NYTimes | When
people begin to see the justice system as thoroughly corrupt and
broken, they feel unprotected from crime. That sense of threat makes
them willing to support vigilante violence, which feels like the best
option for restoring order and protecting their personal safety.
Gema
Santamaria, a professor at the Mexico Autonomous Institute of
Technology in Mexico City who studies lynchings and other forms of
vigilante killings, and José Miguel Cruz, the research director at
Florida International University’s Latin American and Caribbean Center,
used survey data from across Latin America to test what leads people to
support extrajudicial violence.
The
data told a very similar story across all of the countries in their
sample. People who didn’t have faith in their country’s institutions
were more likely to say vigilante violence was justified. By contrast,
in states with stronger institutions, people were more likely to reject
extrajudicial violence.
People
turn to vigilante violence as a replacement for the formal justice
system, Ms. Santamaria said. That can take multiple forms — lynch mobs
in Mexico, for instance, or paramilitary “self-defense” forces in
Colombia — but the core impulse is the same.
“When
you have a system that doesn’t deliver, you are creating, over a period
of time, a certain culture of punishment,” she said. “Regardless of
what the police are going to do, you want justice, and it will be rough
justice.”
Surprisingly,
that includes increased support for the use of harsh extralegal tactics
by the police themselves. “This seems counterintuitive,” Ms.
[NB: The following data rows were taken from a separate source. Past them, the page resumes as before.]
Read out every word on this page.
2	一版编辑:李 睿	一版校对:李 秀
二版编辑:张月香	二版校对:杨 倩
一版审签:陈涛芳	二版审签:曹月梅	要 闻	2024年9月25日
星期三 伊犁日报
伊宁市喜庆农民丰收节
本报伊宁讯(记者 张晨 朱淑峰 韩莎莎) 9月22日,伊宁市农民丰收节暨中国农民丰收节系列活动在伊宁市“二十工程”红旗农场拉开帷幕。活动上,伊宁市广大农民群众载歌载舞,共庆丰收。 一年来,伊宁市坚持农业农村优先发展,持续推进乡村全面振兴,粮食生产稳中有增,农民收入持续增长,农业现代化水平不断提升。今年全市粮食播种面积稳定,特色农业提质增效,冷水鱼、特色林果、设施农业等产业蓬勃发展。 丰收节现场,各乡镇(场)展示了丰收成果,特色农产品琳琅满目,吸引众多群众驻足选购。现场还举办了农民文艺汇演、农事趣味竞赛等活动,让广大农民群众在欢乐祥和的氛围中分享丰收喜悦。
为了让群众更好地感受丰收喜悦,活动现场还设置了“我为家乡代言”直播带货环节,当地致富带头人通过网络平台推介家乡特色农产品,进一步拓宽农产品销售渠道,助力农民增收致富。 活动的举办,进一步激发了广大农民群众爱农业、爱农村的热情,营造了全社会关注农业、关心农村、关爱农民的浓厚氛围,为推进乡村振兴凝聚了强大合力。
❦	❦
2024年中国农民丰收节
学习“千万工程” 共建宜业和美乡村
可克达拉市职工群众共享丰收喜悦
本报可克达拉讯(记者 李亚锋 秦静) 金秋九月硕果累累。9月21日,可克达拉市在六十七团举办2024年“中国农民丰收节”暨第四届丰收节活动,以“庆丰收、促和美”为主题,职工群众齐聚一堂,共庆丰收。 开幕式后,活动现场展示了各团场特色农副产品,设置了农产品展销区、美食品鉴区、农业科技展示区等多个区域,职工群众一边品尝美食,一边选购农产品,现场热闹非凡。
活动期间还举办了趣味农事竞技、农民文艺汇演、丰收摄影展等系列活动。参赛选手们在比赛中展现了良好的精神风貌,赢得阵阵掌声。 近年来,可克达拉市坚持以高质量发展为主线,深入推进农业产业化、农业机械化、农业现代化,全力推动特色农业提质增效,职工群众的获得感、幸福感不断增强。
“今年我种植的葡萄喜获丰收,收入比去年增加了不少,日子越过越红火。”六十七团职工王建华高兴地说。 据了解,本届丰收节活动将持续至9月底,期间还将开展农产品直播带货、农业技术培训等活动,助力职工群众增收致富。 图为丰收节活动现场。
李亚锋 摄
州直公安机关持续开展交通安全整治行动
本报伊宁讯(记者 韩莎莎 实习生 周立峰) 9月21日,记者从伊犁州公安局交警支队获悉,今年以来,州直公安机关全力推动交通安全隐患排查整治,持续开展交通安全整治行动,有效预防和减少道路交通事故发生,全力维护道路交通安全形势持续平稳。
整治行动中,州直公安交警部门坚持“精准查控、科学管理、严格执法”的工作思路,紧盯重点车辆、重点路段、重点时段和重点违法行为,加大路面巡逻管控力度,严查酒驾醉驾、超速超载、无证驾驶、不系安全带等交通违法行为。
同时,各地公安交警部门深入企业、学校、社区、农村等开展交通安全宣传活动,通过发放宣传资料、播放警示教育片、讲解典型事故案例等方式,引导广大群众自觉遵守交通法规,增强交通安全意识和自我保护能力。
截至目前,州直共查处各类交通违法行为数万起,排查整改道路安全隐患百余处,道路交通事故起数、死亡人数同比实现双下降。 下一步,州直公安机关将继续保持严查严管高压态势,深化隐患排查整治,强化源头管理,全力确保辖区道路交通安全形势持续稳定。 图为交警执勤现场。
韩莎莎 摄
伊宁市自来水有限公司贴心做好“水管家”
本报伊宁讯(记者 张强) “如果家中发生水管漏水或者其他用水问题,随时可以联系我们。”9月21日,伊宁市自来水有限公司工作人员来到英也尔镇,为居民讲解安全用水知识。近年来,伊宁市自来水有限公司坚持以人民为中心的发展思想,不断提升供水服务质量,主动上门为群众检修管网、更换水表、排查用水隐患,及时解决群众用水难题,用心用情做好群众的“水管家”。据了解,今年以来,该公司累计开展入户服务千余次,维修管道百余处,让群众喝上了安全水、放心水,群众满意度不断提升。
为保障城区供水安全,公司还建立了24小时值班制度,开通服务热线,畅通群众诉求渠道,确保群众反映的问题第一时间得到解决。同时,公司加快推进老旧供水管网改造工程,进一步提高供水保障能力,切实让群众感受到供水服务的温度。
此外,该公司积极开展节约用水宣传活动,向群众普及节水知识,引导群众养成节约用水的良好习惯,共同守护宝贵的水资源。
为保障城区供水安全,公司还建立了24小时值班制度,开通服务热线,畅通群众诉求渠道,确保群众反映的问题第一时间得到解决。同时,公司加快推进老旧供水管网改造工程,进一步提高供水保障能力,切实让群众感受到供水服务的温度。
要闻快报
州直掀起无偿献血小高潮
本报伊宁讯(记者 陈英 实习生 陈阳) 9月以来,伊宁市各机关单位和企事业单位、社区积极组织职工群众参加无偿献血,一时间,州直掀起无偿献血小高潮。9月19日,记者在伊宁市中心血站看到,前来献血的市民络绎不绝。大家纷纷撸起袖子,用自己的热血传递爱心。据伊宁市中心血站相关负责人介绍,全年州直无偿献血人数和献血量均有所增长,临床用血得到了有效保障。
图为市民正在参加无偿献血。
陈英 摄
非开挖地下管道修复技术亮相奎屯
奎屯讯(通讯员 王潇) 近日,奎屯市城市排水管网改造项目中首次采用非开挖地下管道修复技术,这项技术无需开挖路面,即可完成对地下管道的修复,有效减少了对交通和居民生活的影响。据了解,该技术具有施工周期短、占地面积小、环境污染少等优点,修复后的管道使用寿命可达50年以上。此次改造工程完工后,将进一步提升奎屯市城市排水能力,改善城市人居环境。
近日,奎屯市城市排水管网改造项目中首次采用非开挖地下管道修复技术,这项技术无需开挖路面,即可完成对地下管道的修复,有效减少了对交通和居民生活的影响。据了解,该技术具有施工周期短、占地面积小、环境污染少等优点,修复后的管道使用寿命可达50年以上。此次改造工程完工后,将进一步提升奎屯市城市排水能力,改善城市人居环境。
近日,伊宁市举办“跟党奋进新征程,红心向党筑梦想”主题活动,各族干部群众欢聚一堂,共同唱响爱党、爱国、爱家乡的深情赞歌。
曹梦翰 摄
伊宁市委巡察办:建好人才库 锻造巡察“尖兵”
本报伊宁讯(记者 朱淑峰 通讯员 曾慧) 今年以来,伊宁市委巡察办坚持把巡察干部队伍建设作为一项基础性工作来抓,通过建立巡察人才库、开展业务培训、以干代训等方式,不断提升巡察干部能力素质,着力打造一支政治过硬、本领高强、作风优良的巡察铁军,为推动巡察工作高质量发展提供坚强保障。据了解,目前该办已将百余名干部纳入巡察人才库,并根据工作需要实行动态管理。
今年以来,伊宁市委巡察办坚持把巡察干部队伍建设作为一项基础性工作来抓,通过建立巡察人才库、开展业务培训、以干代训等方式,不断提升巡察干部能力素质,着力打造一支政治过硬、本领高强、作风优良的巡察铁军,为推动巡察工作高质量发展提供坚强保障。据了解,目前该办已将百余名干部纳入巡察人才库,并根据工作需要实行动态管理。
Santamaria
said. “If you don’t trust the police to prosecute criminals, why would
you trust them with bending the law?”
But
to people desperate for security, she said, the unmediated punishment
of police violence seems far more effective than waiting for a corrupt
system to take action.
And
so, over time, frustration with state institutions, coupled with fear
of crime and insecurity, leads to demand for authoritarian violence —
even if that means empowering the same corrupt, flawed institutions that
failed to provide security in the first place.